Ray Tune optimizes floats, integers, and categorical parameters. It also offers multiple sampling distributions for each parameter such as uniform and log-uniform.

def ray_hp_space(trial):
    return {
        "learning_rate": tune.loguniform(1e-6, 1e-4),
        "per_device_train_batch_size": tune.choice([16, 32, 64, 128]),
    }

best_trials = trainer.hyperparameter_search( 
    direction=["minimize", "maximize"],
    backend="ray",
    hp_space=ray_hp_space,
    n_trials=20,
    compute_objective=compute_objective,
)

SigOpt optimizes double, integer, and categorical parameters.
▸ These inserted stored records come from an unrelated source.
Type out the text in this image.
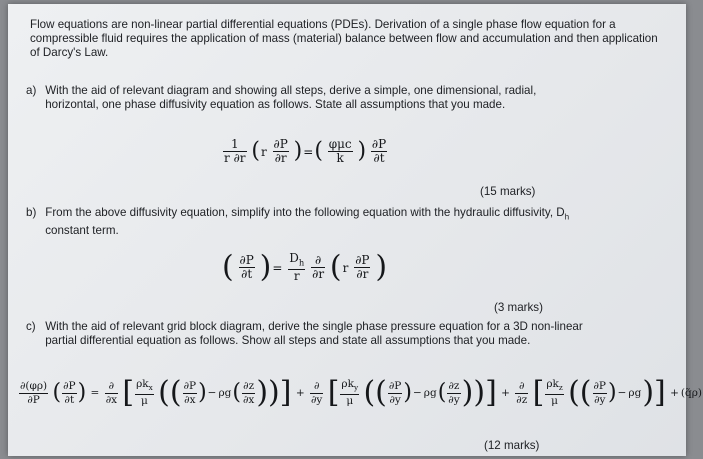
Flow equations are non-linear partial differential equations (PDEs). Derivation of a single phase flow equation for a compressible fluid requires the application of mass (material) balance between flow and accumulation and then application of Darcy's Law.
a) With the aid of relevant diagram and showing all steps, derive a simple, one dimensional, radial, horizontal, one phase diffusivity equation as follows. State all assumptions that you made.
$\frac{1}{r \partial r} (r \frac{\partial P}{\partial r}$ )=( $\frac{\text{φμc}}{k}$ ) $\frac{\partial P}{\partial t}$
(15 marks)
b) From the above diffusivity equation, simplify into the following equation with the hydraulic diffusivity, $D_h$ constant term.
( $\frac{\partial P}{\partial t}$ )= $\frac{D_h}{r}$
$\frac{\partial}{\partial r} (r \frac{\partial P}{\partial r}$ )
(3 marks)
c) With the aid of relevant grid block diagram, derive the single phase pressure equation for a 3D non-linear partial differential equation as follows. Show all steps and state all assumptions that you made.
$\frac{\partial(\varphi\rho)}{\partial P}$ ( $\frac{\partial P}{\partial t}$ ) = $\frac{\partial}{\partial x}$ [ $\frac{\rho k_x}{\mu}$ (( $\frac{\partial P}{\partial x}$ )− $\rho g( \frac{\partial z}{\partial x}$ ))] + $\frac{\partial}{\partial y}$ [ $\frac{\rho k_y}{\mu}$ (( $\frac{\partial P}{\partial y}$ )− $\rho g( \frac{\partial z}{\partial y}$ ))] + $\frac{\partial}{\partial z}$ [ $\frac{\rho k_z}{\mu}$ (( $\frac{\partial P}{\partial y}$ )− ρg)] + (q̃ρ)
(12 marks)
def sigopt_hp_space(trial):
    return [
        {"bounds": {"min": 1e-6, "max": 1e-4}, "name": "learning_rate", "type": "double"},
        {
            "categorical_values": ["16", "32", "64", "128"],
            "name": "per_device_train_batch_size",
            "type": "categorical",
        },
    ]

best_trials = trainer.hyperparameter_search( 
    direction=["minimize", "maximize"],
    backend="sigopt",
    hp_space=sigopt_hp_space,
    n_trials=20,
    compute_objective=compute_objective,
)

Weights & Biases also optimizes integers, floats, and categorical parameters. It also includes support for different search strategies and distribution options.

def wandb_hp_space(trial):
    return {
        "method": "random",
        "metric": {"name": "objective", "goal": "minimize"},
        "parameters": {
            "learning_rate": {"distribution": "uniform", "min": 1e-6, "max": 1e-4},
            "per_device_train_batch_size": {"values": [16, 32, 64, 128]},
        },
    }

best_trials = trainer.hyperparameter_search( 
    direction=["minimize", "maximize"],
    backend="wandb",
    hp_space=wandb_hp_space,
    n_trials=20,
    compute_objective=compute_objective,
)

Distributed Data Parallel

[Trainer] only supports hyperparameter search for distributed data parallel (DDP) on the Optuna and SigOpt backends. Only the rank-zero process is used to generate the search trial, and the resulting parameters are passed along to the other ranks.